Members of British Graham Land Expedition
Photographs of nine members of the British Graham Land Expedition with John Rymill in the centre. Others are I F Meiklejohn, Q Riley, J I Moore, A Stephenson, E W Bingham, W L S Fleming, W E Hampton, B B Roberts.
These men comprised the shore party, which was equipped with a light aircraft, dog teams and motor boats for inshore navigation.The British Graham Land Expedition (BGLE) of 1934-37 was developed on a modest scale. John Rymill, the leader, proposed to explore and accurately survey South Graham Land - the Antarctic Peninsula. It was intended to explore the area which Hubert Wilkins had flown over in 1928. Rymill was joined on this expedition by a number of his companions from earlier expeditions in Greenland.
The men were experienced dog-handlers and familiar with ice conditions from their previous work in Greenland. Hampton and Rymill were both experienced pilots, with Hampton a qualified aeronautical engineer. Quintin Riley was in charge of the small boats; Bingham was in charge of the dogs.
Following on from the methods established in Greenland, coastal surveys by motorboat were supported by aerial photography. The Fox Moth aircraft also helped to establish advance bases, to reconnoitre ice conditions and search for possible harbours. With this knowledge Rymill could work out future plans.
The early work of the BGLE established that the reports of previous explorers about the land/sea/ice distribution to the south were inaccurate and so it was decided to explore the area more thoroughly. A base was established in the Argentine Islands. The survey work was rigorously methodical: every 48 to 80 kilometres astronomical fixes were made and the intermediate detail was completed with plane-table and compass traverses, and the distances measured by sledge-wheel.
The base was then moved south to Marguerite Bay, and aerial flights and land surveys with the dog teams continued.

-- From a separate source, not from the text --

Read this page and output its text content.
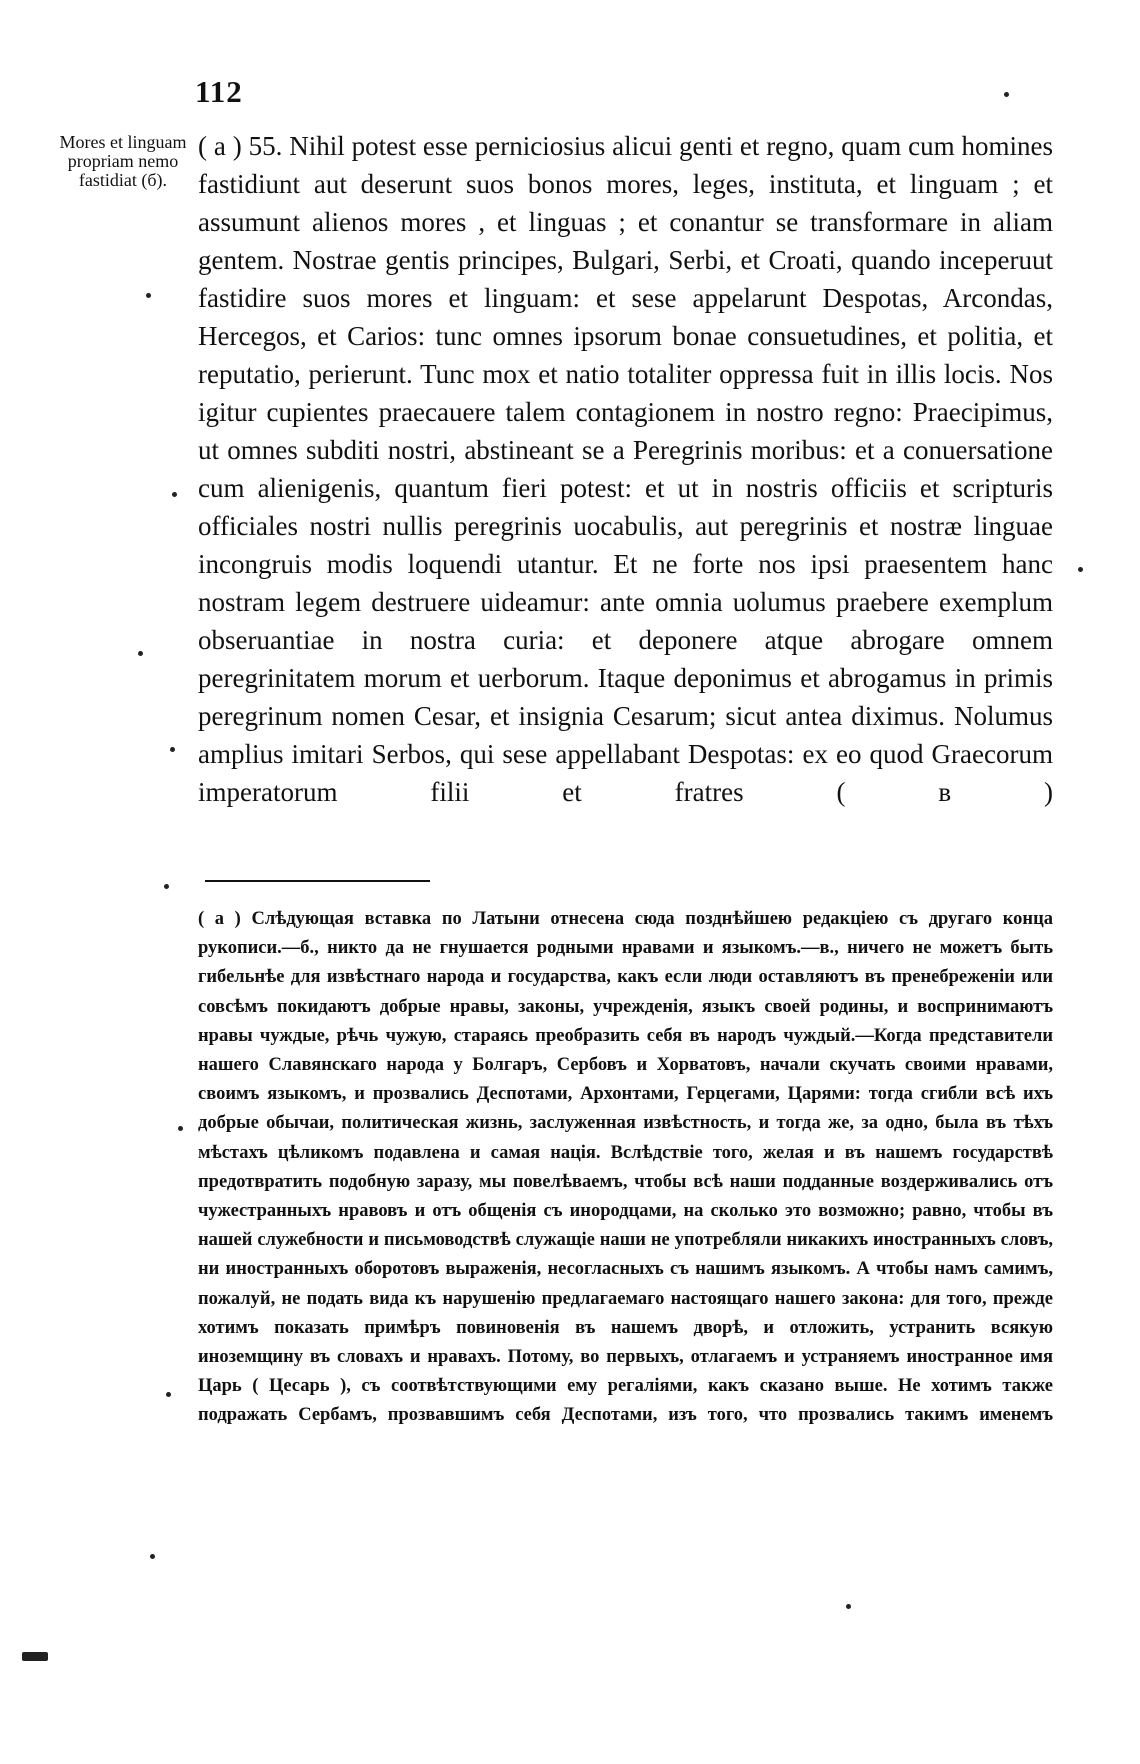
112
Mores et lingua​m propriam nemo fastidiat (б).

( a ) 55. Nihil potest esse perniciosius alicui genti et regno, quam cum homines fastidiunt aut deserunt suos bonos mores, leges, instituta, et linguam ; et assumunt alienos mores , et linguas ; et conantur se transformare in aliam gentem. Nostrae gentis principes, Bulgari, Serbi, et Croati, quando inceperuut fastidire suos mores et linguam: et sese appelarunt Despotas, Arcondas, Hercegos, et Carios: tunc omnes ipsorum bonae consuetudines, et politia, et reputatio, perierunt. Tunc mox et natio totaliter oppressa fuit in illis locis. Nos igitur cupientes praecauere talem contagionem in nostro regno: Praecipimus, ut omnes subditi nostri, abstineant se a Peregrinis moribus: et a conuersatione cum alienigenis, quantum fieri potest: et ut in nostris officiis et scripturis officiales nostri nullis peregrinis uocabulis, aut peregrinis et nostræ linguae incongruis modis loquendi utantur. Et ne forte nos ipsi praesentem hanc nostram legem destruere uideamur: ante omnia uolumus praebere exemplum obseruantiae in nostra curia: et deponere atque abrogare omnem peregrinitatem morum et uerborum. Itaque deponimus et abrogamus in primis peregrinum nomen Cesar, et insignia Cesarum; sicut antea diximus. Nolumus amplius imitari Serbos, qui sese appellabant Despotas: ex eo quod Graecorum imperatorum filii et fratres ( в )

( a ) Слѣдующая вставка по Латыни отнесена сюда позднѣйшею редакціею съ другаго конца рукописи.—б., никто да не гнушается родными нравами и языкомъ.—в., ничего не можетъ быть гибельнѣе для извѣстнаго народа и государства, какъ если люди оставляютъ въ пренебреженіи или совсѣмъ покидаютъ добрые нравы, законы, учрежденія, языкъ своей родины, и воспринимаютъ нравы чуждые, рѣчь чужую, стараясь преобразить себя въ народъ чуждый.—Когда представители нашего Славянскаго народа у Болгаръ, Сербовъ и Хорватовъ, начали скучать своими нравами, своимъ языкомъ, и прозвались Деспотами, Архонтами, Герцегами, Царями: тогда сгибли всѣ ихъ добрые обычаи, политическая жизнь, заслуженная извѣстность, и тогда же, за одно, была въ тѣхъ мѣстахъ цѣликомъ подавлена и самая нація. Вслѣдствіе того, желая и въ нашемъ государствѣ предотвратить подобную заразу, мы повелѣваемъ, чтобы всѣ наши подданные воздерживались отъ чужестранныхъ нравовъ и отъ общенія съ инородцами, на сколько это возможно; равно, чтобы въ нашей служебности и письмоводствѣ служащіе наши не употребляли никакихъ иностранныхъ словъ, ни иностранныхъ оборотовъ выраженія, несогласныхъ съ нашимъ языкомъ. А чтобы намъ самимъ, пожалуй, не подать вида къ нарушенію предлагаемаго настоящаго нашего закона: для того, прежде хотимъ показать примѣръ повиновенія въ нашемъ дворѣ, и отложить, устранить всякую иноземщину въ словахъ и нравахъ. Потому, во первыхъ, отлагаемъ и устраняемъ иностранное имя Царь ( Цесарь ), съ соотвѣтствующими ему регаліями, какъ сказано выше. Не хотимъ также подражать Сербамъ, прозвавшимъ себя Деспотами, изъ того, что прозвались такимъ именемъ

The channels discerned by Hubert Wilkins in his 1928-29 flights were disproved. Rymill and Bingham also made a land traverse of the peninsula, again confirming that the channels did not exist.
The work of the British Graham Land Expedition was an outstanding success. Concentrating on a small area of the Antarctic and using aerial surveys backed up by careful land surveys, the expedition proved that Graham Land was a peninsula, not a series of islands. King George VI Sound was discovered and miles of coastline were charted. It was the last of the small privately funded expeditions to the Antarctic.